Thursday, 3 October 2013

Yes! You Can Change the Appearance of Mountain Lion's Dock

In my recent post about customising the appearance of Mountain Lion on the Mac (How Mountain Lion Changed Its Spots) I rued the demise of the ability to change the appearance of the Dock.

Ever since Mountain Lion was launched I've had the odd moment searching for a solution but all I've ever found were lots of people sharing my disappointment or references to Mirage. Mirage  is a one-trick pony which just makes the dock background vanish - which for me is preferable to the drab grey monstrosity that Apple's UI guys forced on us - but I still yearn for the days of rainbow docks or grassy verges or at least vibrant colours.

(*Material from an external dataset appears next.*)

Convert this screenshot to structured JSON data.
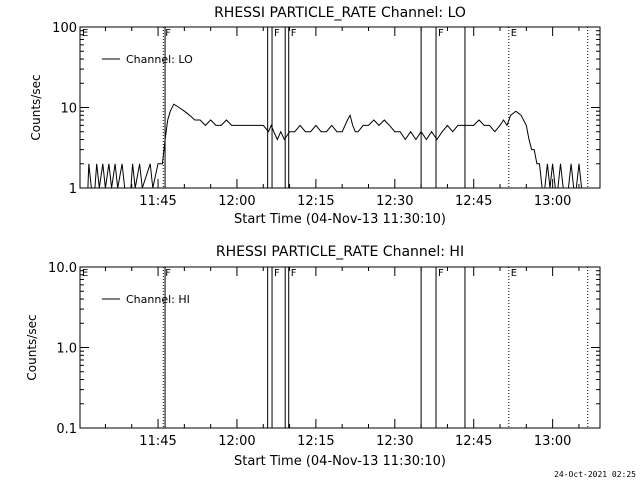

Last night I found the docking grail in the form of DockMod. It was written especially to provide all those things I just mentioned and does the job brilliantly and simply.

DockMod - the grail of dock tools!
DockMod comes from SpyreSoft and you can download a free trial (in fact you have to download it to be able to purchase it!). When you decide to purchase (there's no doubt you will) it comes in at $8.00 (about £5.00). The license is only valid on a single machine but you get three coupons to purchase additional copies with a $2.00 discount bringing the cost down to about £3.00 for other machines.

Currently the software doesn't work on the Mavericks developer edition but I hope that an upgrade will be forthcoming.

I love it and I'm sure you will too!

UPDATE - 2013-11-14 A beta version of DockMod is now available from the developer which does work under Mavericks, although as a beta there are some limitations. I have installed it and my dock looks beautiful again!